We’ve asked Laura Masini, QA of CSV Active, what the value of quality for CSV Active is. So, she told us how the Quality Unit of CSV Active works.
CSV Active staff working in the intermediates and API trading business has for many years been linked to suppliers mainly form the Far East thus assuring costumers of a highly qualified knowledge and meeting all their technical and regulatory requirements. Today, CSV Active works mainly in Europe and especially in the Italian market.
The focus on quality started about 8 years ago, as Laura told us. Indeed, “in 2014 AIFA issued a legislative decree whereby the importation was defined as production activity. CSV Active decided then to kick off the route to become a Pharmaceutical Workshop. In the next three years, we set up a document management system, starting with procedures defining in detail all quality-related aspects, such as the management of documentation, of deviations and corrective actions or the way suppliers are selected and qualified.”

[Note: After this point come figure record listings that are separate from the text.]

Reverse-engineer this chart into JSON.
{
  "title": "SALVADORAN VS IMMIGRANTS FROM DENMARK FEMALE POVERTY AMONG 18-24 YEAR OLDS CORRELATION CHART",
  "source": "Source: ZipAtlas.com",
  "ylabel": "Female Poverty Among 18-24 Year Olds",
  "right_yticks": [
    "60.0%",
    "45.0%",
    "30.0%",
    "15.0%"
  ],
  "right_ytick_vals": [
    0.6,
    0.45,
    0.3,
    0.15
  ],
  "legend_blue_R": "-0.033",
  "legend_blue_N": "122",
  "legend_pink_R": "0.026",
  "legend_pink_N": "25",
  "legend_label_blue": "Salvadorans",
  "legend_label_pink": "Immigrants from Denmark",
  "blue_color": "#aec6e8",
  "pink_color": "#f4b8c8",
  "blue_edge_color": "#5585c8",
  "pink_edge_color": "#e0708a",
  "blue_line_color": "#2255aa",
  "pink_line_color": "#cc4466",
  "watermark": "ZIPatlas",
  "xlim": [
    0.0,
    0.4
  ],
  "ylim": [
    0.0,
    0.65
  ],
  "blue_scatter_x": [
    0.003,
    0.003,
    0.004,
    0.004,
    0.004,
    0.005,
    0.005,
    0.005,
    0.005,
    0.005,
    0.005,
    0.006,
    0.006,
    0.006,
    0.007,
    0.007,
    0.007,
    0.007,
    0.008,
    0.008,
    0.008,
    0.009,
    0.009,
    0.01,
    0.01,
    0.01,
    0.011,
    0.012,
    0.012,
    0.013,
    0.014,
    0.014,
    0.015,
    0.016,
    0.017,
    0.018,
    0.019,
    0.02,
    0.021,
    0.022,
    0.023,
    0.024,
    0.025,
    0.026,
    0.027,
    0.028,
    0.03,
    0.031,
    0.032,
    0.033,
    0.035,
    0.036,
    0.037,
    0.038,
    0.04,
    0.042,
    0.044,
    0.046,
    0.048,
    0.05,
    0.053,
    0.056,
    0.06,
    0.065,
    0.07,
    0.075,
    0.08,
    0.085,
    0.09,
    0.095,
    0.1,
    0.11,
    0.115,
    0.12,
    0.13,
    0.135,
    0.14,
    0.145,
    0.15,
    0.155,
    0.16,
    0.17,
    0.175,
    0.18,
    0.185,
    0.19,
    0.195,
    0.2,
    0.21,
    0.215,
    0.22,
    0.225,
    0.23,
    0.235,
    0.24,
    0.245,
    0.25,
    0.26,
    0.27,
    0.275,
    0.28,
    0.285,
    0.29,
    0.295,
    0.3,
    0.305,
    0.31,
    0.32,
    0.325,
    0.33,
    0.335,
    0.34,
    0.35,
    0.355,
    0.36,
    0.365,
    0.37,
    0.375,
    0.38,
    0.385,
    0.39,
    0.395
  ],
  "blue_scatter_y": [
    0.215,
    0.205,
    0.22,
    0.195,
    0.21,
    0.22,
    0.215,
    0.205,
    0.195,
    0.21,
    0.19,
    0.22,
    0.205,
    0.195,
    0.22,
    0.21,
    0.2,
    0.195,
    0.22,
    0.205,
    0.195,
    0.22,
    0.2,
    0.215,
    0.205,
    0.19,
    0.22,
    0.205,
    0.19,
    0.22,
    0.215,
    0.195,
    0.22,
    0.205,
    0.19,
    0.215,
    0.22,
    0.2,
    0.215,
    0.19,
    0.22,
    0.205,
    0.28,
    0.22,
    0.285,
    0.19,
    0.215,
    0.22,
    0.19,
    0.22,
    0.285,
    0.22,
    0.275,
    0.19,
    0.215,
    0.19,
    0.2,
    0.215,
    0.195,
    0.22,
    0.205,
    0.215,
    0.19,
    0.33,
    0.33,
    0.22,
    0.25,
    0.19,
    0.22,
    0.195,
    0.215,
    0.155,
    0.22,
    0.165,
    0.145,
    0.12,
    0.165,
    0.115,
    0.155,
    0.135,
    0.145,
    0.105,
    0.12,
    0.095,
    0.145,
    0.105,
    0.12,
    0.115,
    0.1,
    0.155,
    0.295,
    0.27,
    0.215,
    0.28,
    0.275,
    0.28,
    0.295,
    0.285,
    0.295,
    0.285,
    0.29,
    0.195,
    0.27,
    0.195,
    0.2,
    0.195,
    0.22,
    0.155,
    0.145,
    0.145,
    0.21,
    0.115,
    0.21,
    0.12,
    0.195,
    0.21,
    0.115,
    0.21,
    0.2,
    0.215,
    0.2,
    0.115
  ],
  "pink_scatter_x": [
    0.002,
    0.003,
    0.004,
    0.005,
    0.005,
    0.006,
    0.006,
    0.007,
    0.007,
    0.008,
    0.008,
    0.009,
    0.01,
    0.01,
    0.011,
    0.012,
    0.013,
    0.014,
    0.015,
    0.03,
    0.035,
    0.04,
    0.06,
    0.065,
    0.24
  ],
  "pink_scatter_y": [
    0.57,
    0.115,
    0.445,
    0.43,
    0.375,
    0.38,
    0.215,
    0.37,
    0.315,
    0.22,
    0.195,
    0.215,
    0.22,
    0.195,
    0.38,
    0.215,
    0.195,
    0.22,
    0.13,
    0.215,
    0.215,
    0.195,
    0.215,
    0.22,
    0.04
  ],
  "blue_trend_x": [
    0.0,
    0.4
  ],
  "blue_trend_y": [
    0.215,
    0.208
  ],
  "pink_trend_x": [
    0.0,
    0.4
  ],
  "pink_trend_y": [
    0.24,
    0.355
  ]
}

For this reason, CSV Active has established a new office, which can be called Quality Unit, currently consisting of Laura, which is the Quality Assurance, and Tommy Barzetti, CSV Active QP, i.e. the qualified person. Laura explained us that “these are two compulsory figures in the relationship with AIFA. The QP must certify the batch release and is a reference figure responsible for guaranteeing the supply chain and the qualification of ours suppliers, while the QA is responsible for the entire quality management system within the pharmaceutical workshop.”
Then she specified the process to obtain import approval for an active ingredient, a process that involves specifically the quality department. “The first step for the approval consist in the audit. This GMP inspection is a key activity and is a part of the qualification process of our internal procedures. Both the QP and I are qualified and authorized to conduct audits. For this kind of activities, our previous working experience in the active ingredients production has turned out to be essential since we are trained to notice and deal with any problematic related to the pharmaceutical bulk production.”
Experience and ongoing training.
But quality involves also ongoing training for the staff. As Laura said, “preparing an annual training plan and implementing these training activities are very important to us in CSV Active. especially because Being a Pharmaceutical Workshop means that CSV Active has to maintain a certain level of knowledge and internal organisation. All our employees are periodically trained about GMP standards and therefore all our staff is constantly oriented towards quality aspects. And of course this is a benefit for the end customers too, as knowing they’re dealing with a counterpart who is competent and knows all the requirements to be met certainly makes our interlocutors feel more comfortable. This applies to the Quality Unit, which by its very nature is always up-to-date and informed, but also to the sales function. CSV Active sales staff, for example, is able to assess from the very beginning whether or not a specific producer meets the basic requirements and whether or not he is a candidate for a subsequent selection phase, thanks to the training.”
The power of the Group.
“Thanks to our belonging to CSV Life Science Group” Laura said, “in CSV Active we’re always putting in the middle the service quality for the client. Advantages for whoever decides to work with us are several, starting from the audits that in addition to be an obligation for a Pharmaceutical Workshop are a plus for the customer itself. Indeed, all the active ingredients producers are obliged like CSV Active to be inspected every three years. But, our customers can rely and refer directly to us, since we have always a complete package of documentation. For example, recently one of our business partners who was upgrading its regulatory department asked us if we could share our audit report and the management and closure of deviations.”
A plus for suppliers too.
We’ve asked Laura if suppliers also have an advantage in cooperating with CSV Active. “Of course they have a benefit” she replied. “Actually, for our suppliers we are not only a business partner that conducts audits, defines all the documents and aspects for the authorization, but we are always responsible for maintaining their qualification status, creating a continuous exchange that improves and reinforces their performance.
Moreover, we help the suppliers understand what the regulatory requirements in Italy and Europe are. For instance, an Indian company was struggling after an Italian producer asked them additional documents. They were at firs reluctant and did not understand the client needs, who wanted the documentation in order to comply with Italian regulations. But, again, we succeeded in managing customer needs, Italian regulations, and the concerns of the Indian supplier who, having understood the problem, decided to share the documents. We can therefore say that CSV Active is like an intermediary between the Italian and European regulatory expectations, and then the following client needs, and the third countries legislation. This allows us to enrich the supplier with all the information related to Italian laws and to understand the critical points in the interactions between suppliers and customers.”